Fortunately, Rise Above lived up to its moniker and has since gone on to bring us the likes of seminal slow-motion groovers Electric Wizard, Witchcraft, Grand Magus, Orange Goblin – even Lee’s current tomb-heavy troupe Cathedral, together with Sleep’s ‘Jerusalem’ and Down’s first ever release on the ‘Dark Passages II’ compilation. In fact, the first ‘Dark Passages’ compilation, released in ’91 and featuring the likes of Cathedral, St Vitus, Stillborn and Penance, helped form the face of doom. “I was a massive fan of what was considered doom but there wasn’t a lot of it around,” states Lee. “People were aware of St Vitus, Candlemass and Trouble but there wasn’t really a ‘doom scene’ as such. I realised there were a handful of bands scattered around the world and thought, ‘Why don’t we get these groups together.’ I was really into the idea of something to solidify this music into more than just a few scattered bands around the world doing tapes in a garage. The main intention of ‘Dark Passages’ was to give the doom scene a bit of definition and hopefully it did.” After an almost exclusively doom roster in the mid 90s, Rise Above dipped a toe into classic 70s styled sonics. “People ask, ‘Why did you stop signing doom bands?’It’s not that we deliberately stopped signing slow, heavy doom bands; they disappeared over that period,” Lee asserts. “The label has always been about progression and moving forward. If something becomes stale and uninspiring, I’ll go with the things I find inspiring. Essentially, the label just reflects my own personal music taste, which isn’t just narrowed down to doom – I’ve got a much wider taste in music than that.” However Lee maintains that there are a few contentious boundaries… “Doing the Circulus album shocked a few people. I hope people who buy our releases are open-mined enough to know that it’s not completely one-dimensional; there will be some tangible links between a band like Circulus and the whole ethos behind where the label comes from. A lot of it goes back to the origins of heavy music and bands like Sabbath; you can imagine a band like Circulus playing with Sabbath at the time.

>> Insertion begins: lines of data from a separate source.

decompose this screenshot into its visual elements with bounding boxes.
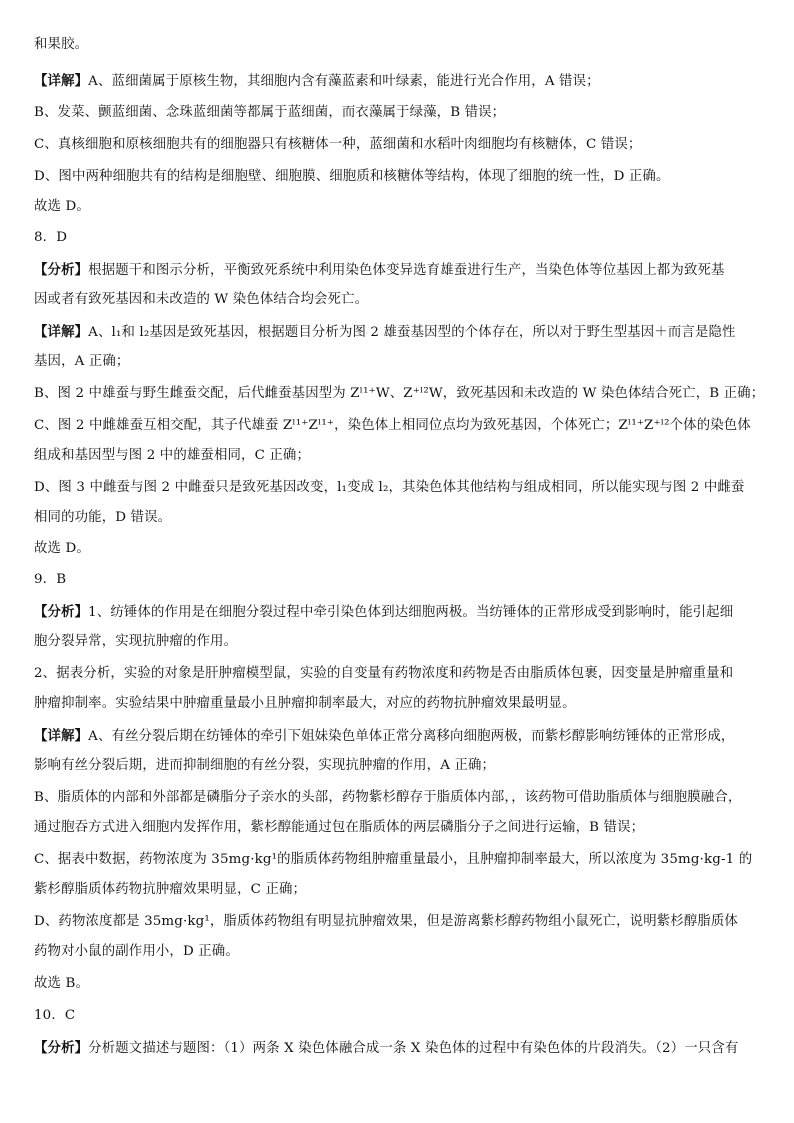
line-text: 故选 D。 [34,199,90,214]
text-line [34,694,769,714]
text-line [34,756,769,776]
text-line [34,664,769,684]
section-tag: 【分析】 [34,1040,89,1056]
line-text: 相同的功能，D 错误。 [34,510,172,525]
section-tag: 【分析】 [34,604,89,620]
text-line [34,35,769,55]
text-line [34,228,769,248]
line-text: B、图 2 中雄蚕与野生雌蚕交配，后代雌蚕基因型为 Zˡ¹⁺W、Z⁺ˡ²W，致死基因和未改造的 W 染色体结合死亡，B 正确； [34,386,765,401]
section-tag: 【详解】 [34,728,89,744]
text-line [34,167,769,187]
text-line [34,850,769,870]
line-text: 基因，A 正确； [34,354,130,369]
line-text: 故选 D。 [34,541,90,556]
line-text: B、发菜、颤蓝细菌、念珠蓝细菌等都属于蓝细菌，而衣藻属于绿藻，B 错误； [34,105,506,120]
line-text: 分析题文描述与题图：（1）两条 X 染色体融合成一条 X 染色体的过程中有染色体的片段消失。（2）一只含有 [88,1041,739,1056]
line-text: D、图中两种细胞共有的结构是细胞壁、细胞膜、细胞质和核糖体等结构，体现了细胞的统一性，D 正确。 [34,169,670,184]
line-text: 1、纺锤体的作用是在细胞分裂过程中牵引染色体到达细胞两极。当纺锤体的正常形成受到影响时，能引起细 [88,605,734,620]
section-tag: 【详解】 [34,324,89,340]
line-text: 8．D [34,230,68,245]
text-line [34,632,769,652]
line-text: 根据题干和图示分析，平衡致死系统中利用染色体变异选育雄蚕进行生产，当染色体等位基因上都为致死基 [88,263,725,278]
line-text: B、脂质体的内部和外部都是磷脂分子亲水的头部，药物紫杉醇存于脂质体内部，，该药物可借助脂质体与细胞膜融合， [34,790,742,805]
line-text: A、有丝分裂后期在纺锤体的牵引下姐妹染色单体正常分离移向细胞两极，而紫杉醇影响纺锤体的正常形成， [88,729,735,744]
line-text: 故选 B。 [34,976,90,991]
text-line [34,384,769,404]
line-text: D、图 3 中雌蚕与图 2 中雌蚕只是致死基因改变，l₁变成 l₂，其染色体其他结构与组成相同，所以能实现与图 2 中雌蚕 [34,480,745,495]
text-line [34,539,769,559]
section-tag: 【详解】 [34,73,89,89]
line-text: A、蓝细菌属于原核生物，其细胞内含有藻蓝素和叶绿素，能进行光合作用，A 错误； [88,74,600,89]
text-line [34,570,769,590]
text-line [34,478,769,498]
line-text: 和果胶。 [34,37,89,52]
line-text: 药物对小鼠的副作用小，D 正确。 [34,944,239,959]
line-text: C、图 2 中雌雄蚕互相交配，其子代雄蚕 Zˡ¹⁺Zˡ¹⁺，染色体上相同位点均为致死基因，个体死亡；Zˡ¹⁺Z⁺ˡ²个体的染色体 [34,418,751,433]
text-line [34,942,769,962]
text-line [34,974,769,994]
text-line [34,726,769,747]
text-line [34,1038,769,1059]
text-line [34,103,769,123]
line-text: D、药物浓度都是 35mg·kg¹，脂质体药物组有明显抗肿瘤效果，但是游离紫杉醇药物组小鼠死亡，说明紫杉醇脂质体 [34,914,738,929]
text-line [34,260,769,281]
text-line [34,197,769,217]
text-line [34,788,769,808]
text-line [34,322,769,343]
line-text: 影响有丝分裂后期，进而抑制细胞的有丝分裂，实现抗肿瘤的作用，A 正确； [34,758,496,773]
line-text: 2、据表分析，实验的对象是肝肿瘤模型鼠，实验的自变量有药物浓度和药物是否由脂质体包裹，因变量是肿瘤重量和 [34,666,734,681]
text-line [34,508,769,528]
text-line [34,880,769,900]
line-text: 肿瘤抑制率。实验结果中肿瘤重量最小且肿瘤抑制率最大，对应的药物抗肿瘤效果最明显。 [34,696,576,711]
text-line [34,71,769,92]
line-text: 9．B [34,572,67,587]
text-line [34,602,769,623]
line-text: 10．C [34,1008,76,1023]
text-line [34,912,769,932]
line-text: C、真核细胞和原核细胞共有的细胞器只有核糖体一种，蓝细菌和水稻叶肉细胞均有核糖体，C 错误； [34,137,642,152]
text-line [34,290,769,310]
line-text: C、据表中数据，药物浓度为 35mg·kg¹的脂质体药物组肿瘤重量最小，且肿瘤抑制率最大，所以浓度为 35mg·kg-1 的 [34,852,753,867]
text-line [34,446,769,466]
text-line [34,1006,769,1026]
text-line [34,818,769,838]
text-line [34,135,769,155]
text-line [34,416,769,436]
line-text: 紫杉醇脂质体药物抗肿瘤效果明显，C 正确； [34,882,307,897]
section-tag: 【分析】 [34,262,89,278]
line-text: A、l₁和 l₂基因是致死基因，根据题目分析为图 2 雄蚕基因型的个体存在，所以对于野生型基因＋而言是隐性 [88,325,736,340]
line-text: 组成和基因型与图 2 中的雄蚕相同，C 正确； [34,448,311,463]
text-line [34,352,769,372]
line-text: 因或者有致死基因和未改造的 W 染色体结合均会死亡。 [34,292,369,307]
line-text: 胞分裂异常，实现抗肿瘤的作用。 [34,634,238,649]
line-text: 通过胞吞方式进入细胞内发挥作用，紫杉醇能通过包在脂质体的两层磷脂分子之间进行运输，B 错误； [34,820,645,835]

“The label’s become less inhibited than when it first started,” he continues. “Maybe that’s because as I’ve got older, my tastes have changed and I’m not afraid to let the ‘alternative’ tastes creep into what we release. Hopefully people who buy our stuff are not as narrow-minded as people might like to think they are. I see the label as being a long-term thing – it’s already been around for 20 years and a lot of that has to do with the fact that we’ve stuck to our guns and not been a commercial, cash-in label. In terms of being around for 20 years, I didn’t expect to have lasted more than a couple of years initially, it’s all an experience – you never know what is going to happen next!”